Smoking has decreased markedly in the United States and Western Europe, and to make up for their losses in those markets, Philip Morris International and other manufacturers are bringing legal actions against nations whose rules make it difficult to sell tobacco products.
Uruguay, for example, has a regulation that health warnings must cover 80 percent of the exterior of a pack of cigarettes. Other nations have rules governing the advertising and promotion of cigarettes.
I think back several years to when it was revealed that some cigarette makers boosted the nicotine level in their product as a means of hooking people more quickly and effectively, and I congratulate myself on breaking my nicotine addiction.
How insidious Big Tobacco has been.

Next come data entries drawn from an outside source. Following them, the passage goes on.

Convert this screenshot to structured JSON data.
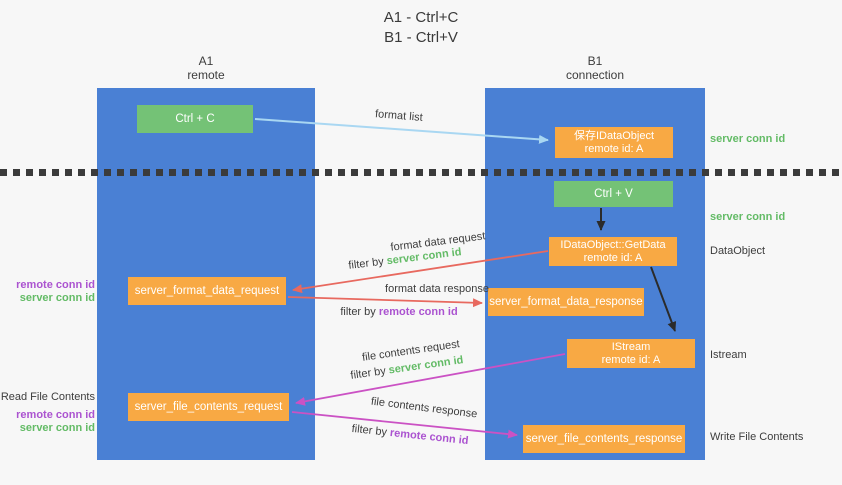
{
  "title": {
    "line1": "A1 - Ctrl+C",
    "line2": "B1 - Ctrl+V"
  },
  "columns": {
    "left": {
      "name": "A1",
      "role": "remote"
    },
    "right": {
      "name": "B1",
      "role": "connection"
    }
  },
  "boxes": {
    "ctrl_c": {
      "label": "Ctrl + C"
    },
    "ctrl_v": {
      "label": "Ctrl + V"
    },
    "save_dataobject": {
      "line1": "保存IDataObject",
      "line2": "remote id: A"
    },
    "getdata": {
      "line1": "IDataObject::GetData",
      "line2": "remote id: A"
    },
    "istream": {
      "line1": "IStream",
      "line2": "remote id: A"
    },
    "format_request": {
      "label": "server_format_data_request"
    },
    "format_response": {
      "label": "server_format_data_response"
    },
    "file_request": {
      "label": "server_file_contents_request"
    },
    "file_response": {
      "label": "server_file_contents_response"
    }
  },
  "arrow_labels": {
    "format_list": "format list",
    "format_data_request": "format data request",
    "format_data_request_filter_prefix": "filter by ",
    "format_data_request_filter_key": "server conn id",
    "format_data_response": "format data response",
    "format_data_response_filter_prefix": "filter by ",
    "format_data_response_filter_key": "remote conn id",
    "file_contents_request": "file contents request",
    "file_contents_request_filter_prefix": "filter by ",
    "file_contents_request_filter_key": "server conn id",
    "file_contents_response": "file contents response",
    "file_contents_response_filter_prefix": "filter by ",
    "file_contents_response_filter_key": "remote conn id"
  },
  "side_labels": {
    "left_format_remote_conn_id": "remote conn id",
    "left_format_server_conn_id": "server conn id",
    "left_read_title": "Read File Contents",
    "left_file_remote_conn_id": "remote conn id",
    "left_file_server_conn_id": "server conn id",
    "right_save_server_conn_id": "server conn id",
    "right_paste_server_conn_id": "server conn id",
    "right_dataobject": "DataObject",
    "right_istream": "Istream",
    "right_write_title": "Write File Contents"
  },
  "colors": {
    "background": "#f7f7f7",
    "column_blue": "#4a80d4",
    "box_green": "#74c276",
    "box_orange": "#f8a944",
    "conn_id_green": "#63bb66",
    "conn_id_purple": "#ab53d0",
    "arrow_red": "#e8695f",
    "arrow_magenta": "#cb52c4",
    "arrow_light_blue": "#a9d7f2",
    "arrow_black": "#2b2b2b",
    "dotted_line": "#3b3b3b"
  }
}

How devious.
I remember when the maker of Camels used to advertise that a survey – did such a survey really exist? I have no idea – indicated that more doctors smoked Camels than any other brand.
The Old Gold brand used to bill its line as “a treat instead of a treatment,” and I wonder how many Old Gold smokers over the years have had to undergo treatments such as chemo, surgical and radiation. I wonder how many have died before their time.
I remember the line “Luckies taste better. Cleaner, fresher, smoother,” and the invitation “Light up a Lucky. It’s light-up time.”
The ads were happy, colorful portrayals of life in post war America. Everything was clean, everything was sparkly. And just to make it perfect, we were advised to light up, sit back and enjoy life. We were killing ourselves of course, aided every inch of the way by the cigarette makers.
And thus, getting back to Philip Morris International’s weepy complaint that it is being vilified by having to follow certain rules, let it be noted that to vilify is to defame, to revile, to speak contemptuously, to speak ill.
Was there ever an industry more deserving of vilification than one that sells a product it knows to be lethal?